Le musée occupe la Badia Vecchia, la tour du XIVe siècle qui faisait partie des défenses des remparts de Taormine et que l'on a ensuite ornée de merlons gibelins, de fenêtres géminées de factures différentes et de ces bandes d'incrustation polychrome — pierre claire et pierre de lave alternées — que l'on retrouve au Palazzo Duchi di Santo Stefano tout proche. Le nom vient d'une abbaye qui aurait siégé ici.

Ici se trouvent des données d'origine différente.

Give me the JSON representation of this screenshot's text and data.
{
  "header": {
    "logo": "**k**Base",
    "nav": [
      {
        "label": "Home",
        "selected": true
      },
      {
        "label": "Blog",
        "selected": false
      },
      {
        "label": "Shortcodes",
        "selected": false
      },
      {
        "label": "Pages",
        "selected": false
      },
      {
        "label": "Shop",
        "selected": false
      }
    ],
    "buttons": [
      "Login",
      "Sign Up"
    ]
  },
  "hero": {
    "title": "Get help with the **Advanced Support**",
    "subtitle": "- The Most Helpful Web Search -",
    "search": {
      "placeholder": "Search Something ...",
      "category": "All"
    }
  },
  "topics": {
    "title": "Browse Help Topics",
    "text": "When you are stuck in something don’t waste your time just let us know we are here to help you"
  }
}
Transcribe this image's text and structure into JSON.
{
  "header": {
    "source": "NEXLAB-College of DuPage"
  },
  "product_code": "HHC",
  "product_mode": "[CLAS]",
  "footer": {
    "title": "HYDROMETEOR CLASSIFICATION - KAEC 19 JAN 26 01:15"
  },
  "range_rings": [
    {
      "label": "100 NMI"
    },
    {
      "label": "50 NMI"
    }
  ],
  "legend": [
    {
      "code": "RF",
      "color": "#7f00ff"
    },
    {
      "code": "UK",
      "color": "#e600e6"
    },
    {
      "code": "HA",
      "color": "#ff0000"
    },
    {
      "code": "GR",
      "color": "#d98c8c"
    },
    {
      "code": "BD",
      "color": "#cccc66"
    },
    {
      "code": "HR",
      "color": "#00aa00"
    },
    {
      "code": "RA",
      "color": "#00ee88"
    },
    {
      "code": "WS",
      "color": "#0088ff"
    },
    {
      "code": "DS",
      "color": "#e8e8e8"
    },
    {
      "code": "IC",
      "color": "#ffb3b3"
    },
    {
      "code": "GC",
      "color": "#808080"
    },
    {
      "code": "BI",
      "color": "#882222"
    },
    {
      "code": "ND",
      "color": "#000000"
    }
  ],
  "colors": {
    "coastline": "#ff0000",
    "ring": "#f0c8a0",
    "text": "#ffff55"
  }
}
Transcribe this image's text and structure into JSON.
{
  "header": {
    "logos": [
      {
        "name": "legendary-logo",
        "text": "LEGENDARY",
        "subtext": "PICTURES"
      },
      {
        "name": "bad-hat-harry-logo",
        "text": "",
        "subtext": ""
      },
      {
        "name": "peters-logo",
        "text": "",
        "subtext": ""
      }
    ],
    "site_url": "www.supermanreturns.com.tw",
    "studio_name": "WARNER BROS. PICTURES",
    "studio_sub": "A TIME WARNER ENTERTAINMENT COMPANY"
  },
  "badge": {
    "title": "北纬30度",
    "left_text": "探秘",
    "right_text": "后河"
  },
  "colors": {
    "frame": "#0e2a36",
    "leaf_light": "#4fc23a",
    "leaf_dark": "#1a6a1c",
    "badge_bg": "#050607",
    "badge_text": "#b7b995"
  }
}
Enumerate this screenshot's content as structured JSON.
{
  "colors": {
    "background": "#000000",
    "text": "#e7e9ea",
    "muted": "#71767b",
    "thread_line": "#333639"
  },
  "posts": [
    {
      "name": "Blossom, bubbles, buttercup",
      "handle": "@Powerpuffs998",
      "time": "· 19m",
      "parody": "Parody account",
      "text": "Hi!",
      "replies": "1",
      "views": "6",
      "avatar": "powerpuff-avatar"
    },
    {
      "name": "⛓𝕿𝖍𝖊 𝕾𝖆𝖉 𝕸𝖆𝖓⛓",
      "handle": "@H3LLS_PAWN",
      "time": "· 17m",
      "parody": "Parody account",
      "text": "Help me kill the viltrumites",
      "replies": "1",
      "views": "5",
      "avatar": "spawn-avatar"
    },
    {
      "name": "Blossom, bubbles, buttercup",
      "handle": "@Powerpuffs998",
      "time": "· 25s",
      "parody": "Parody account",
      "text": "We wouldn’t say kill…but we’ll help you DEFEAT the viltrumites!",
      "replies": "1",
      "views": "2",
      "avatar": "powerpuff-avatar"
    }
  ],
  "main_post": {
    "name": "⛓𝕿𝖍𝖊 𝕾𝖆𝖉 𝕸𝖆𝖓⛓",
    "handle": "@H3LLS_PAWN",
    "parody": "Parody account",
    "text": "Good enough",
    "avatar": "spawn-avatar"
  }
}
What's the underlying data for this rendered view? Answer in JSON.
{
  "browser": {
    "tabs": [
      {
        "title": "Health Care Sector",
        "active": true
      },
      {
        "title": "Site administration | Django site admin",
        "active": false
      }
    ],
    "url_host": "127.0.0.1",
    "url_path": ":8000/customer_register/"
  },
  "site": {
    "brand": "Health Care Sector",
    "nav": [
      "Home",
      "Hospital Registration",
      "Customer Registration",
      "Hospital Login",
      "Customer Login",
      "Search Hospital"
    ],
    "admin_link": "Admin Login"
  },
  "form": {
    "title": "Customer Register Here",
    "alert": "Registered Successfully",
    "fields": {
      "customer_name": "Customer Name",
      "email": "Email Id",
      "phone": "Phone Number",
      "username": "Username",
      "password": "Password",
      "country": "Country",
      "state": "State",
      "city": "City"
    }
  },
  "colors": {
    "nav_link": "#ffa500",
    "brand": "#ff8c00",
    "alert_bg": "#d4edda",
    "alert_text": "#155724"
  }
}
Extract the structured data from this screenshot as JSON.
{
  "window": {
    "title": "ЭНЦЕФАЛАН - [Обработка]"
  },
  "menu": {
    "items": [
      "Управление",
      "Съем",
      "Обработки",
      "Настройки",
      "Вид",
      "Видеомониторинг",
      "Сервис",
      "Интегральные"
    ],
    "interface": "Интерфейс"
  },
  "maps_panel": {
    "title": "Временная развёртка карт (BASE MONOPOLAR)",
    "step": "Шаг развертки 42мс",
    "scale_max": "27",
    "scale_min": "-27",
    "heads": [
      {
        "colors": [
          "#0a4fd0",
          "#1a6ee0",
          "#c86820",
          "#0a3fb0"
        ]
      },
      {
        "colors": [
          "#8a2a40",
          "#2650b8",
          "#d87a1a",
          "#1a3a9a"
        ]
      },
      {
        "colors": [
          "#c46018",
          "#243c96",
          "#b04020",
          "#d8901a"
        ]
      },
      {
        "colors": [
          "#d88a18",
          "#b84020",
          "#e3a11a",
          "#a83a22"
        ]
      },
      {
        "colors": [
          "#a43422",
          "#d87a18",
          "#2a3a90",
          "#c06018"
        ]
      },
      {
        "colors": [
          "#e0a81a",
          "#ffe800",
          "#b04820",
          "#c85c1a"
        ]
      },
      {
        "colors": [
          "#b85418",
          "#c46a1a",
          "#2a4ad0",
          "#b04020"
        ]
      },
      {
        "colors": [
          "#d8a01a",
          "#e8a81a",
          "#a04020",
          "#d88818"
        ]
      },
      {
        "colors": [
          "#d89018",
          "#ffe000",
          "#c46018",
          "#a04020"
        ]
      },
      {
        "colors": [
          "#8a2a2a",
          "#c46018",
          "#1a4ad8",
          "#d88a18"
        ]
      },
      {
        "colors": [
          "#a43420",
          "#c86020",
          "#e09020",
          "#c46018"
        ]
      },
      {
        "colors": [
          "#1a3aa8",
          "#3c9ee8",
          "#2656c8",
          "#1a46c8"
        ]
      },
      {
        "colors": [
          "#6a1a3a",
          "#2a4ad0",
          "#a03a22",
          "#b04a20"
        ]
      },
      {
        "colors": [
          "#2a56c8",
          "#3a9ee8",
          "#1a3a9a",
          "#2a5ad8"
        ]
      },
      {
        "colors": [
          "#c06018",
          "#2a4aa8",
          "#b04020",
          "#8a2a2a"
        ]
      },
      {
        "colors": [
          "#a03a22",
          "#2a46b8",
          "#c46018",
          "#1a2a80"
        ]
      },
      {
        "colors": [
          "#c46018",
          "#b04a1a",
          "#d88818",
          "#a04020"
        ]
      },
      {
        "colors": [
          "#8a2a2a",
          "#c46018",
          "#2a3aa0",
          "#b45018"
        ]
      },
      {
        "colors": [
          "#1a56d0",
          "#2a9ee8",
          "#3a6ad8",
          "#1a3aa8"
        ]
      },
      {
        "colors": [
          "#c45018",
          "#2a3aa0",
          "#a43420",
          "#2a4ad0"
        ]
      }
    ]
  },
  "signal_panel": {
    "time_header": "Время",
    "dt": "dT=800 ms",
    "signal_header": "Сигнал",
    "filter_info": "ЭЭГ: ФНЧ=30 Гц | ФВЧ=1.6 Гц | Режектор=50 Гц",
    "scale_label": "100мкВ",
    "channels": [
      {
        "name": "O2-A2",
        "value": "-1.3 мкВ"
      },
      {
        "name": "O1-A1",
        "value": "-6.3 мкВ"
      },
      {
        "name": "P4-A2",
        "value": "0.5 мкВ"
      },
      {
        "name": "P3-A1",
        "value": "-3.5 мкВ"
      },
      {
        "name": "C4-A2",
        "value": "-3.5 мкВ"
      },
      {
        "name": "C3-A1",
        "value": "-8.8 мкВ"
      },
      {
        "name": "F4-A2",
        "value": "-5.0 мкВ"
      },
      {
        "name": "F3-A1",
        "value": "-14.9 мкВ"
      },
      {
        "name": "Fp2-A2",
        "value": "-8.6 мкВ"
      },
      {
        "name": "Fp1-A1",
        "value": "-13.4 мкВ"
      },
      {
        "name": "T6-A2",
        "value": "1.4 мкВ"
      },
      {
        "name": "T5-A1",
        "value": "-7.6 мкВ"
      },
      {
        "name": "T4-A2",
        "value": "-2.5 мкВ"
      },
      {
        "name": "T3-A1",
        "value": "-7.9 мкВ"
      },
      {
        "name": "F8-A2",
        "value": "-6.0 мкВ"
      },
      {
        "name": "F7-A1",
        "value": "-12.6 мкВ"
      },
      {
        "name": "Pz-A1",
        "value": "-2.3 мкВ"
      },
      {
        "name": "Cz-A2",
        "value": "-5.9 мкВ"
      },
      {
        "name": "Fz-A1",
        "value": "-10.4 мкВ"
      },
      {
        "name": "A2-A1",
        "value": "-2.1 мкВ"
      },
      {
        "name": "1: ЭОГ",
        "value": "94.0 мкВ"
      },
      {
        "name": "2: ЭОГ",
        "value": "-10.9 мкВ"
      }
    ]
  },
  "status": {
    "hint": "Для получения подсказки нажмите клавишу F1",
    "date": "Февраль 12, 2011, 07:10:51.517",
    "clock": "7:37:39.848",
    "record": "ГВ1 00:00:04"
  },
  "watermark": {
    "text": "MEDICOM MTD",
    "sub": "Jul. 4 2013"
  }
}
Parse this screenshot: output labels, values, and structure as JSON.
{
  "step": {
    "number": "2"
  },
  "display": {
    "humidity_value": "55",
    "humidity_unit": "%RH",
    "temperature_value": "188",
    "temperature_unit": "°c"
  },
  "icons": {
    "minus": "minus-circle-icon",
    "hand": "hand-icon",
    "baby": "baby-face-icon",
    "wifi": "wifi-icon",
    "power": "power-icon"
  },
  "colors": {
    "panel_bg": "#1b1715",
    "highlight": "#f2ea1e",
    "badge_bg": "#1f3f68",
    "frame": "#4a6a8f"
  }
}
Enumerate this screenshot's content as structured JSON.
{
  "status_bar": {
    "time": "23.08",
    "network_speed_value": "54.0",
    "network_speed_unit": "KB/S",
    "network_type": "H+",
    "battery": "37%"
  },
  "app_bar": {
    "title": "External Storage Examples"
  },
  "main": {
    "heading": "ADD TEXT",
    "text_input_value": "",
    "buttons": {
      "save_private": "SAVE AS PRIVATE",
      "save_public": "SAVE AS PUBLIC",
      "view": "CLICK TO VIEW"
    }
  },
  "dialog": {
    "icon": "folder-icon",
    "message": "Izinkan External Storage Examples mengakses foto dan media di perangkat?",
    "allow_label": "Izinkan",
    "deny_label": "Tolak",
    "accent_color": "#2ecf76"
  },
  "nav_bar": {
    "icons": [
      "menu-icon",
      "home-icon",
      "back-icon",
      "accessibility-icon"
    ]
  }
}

Une fois le bâtiment restauré, on y a installé le Musée archéologique de Taormine, qui expose le matériel des fouilles menées dans la ville entre 1984 et 1998 par la Surintendance de Messine: des pièces sorties de dessous les maisons et les rues du centre, et non d'un site lointain.
À voir
Trois salles, un parcours court et dense. La pièce la plus rare est la statue d'une prêtresse d'Isis du IIe siècle après J.-C., preuve du culte d'Isis et d'Osiris à Taormine; à côté se tiennent des sculptures de la fin de l'époque hellénistique et des céramiques qui commencent au IVe siècle avant J.-C.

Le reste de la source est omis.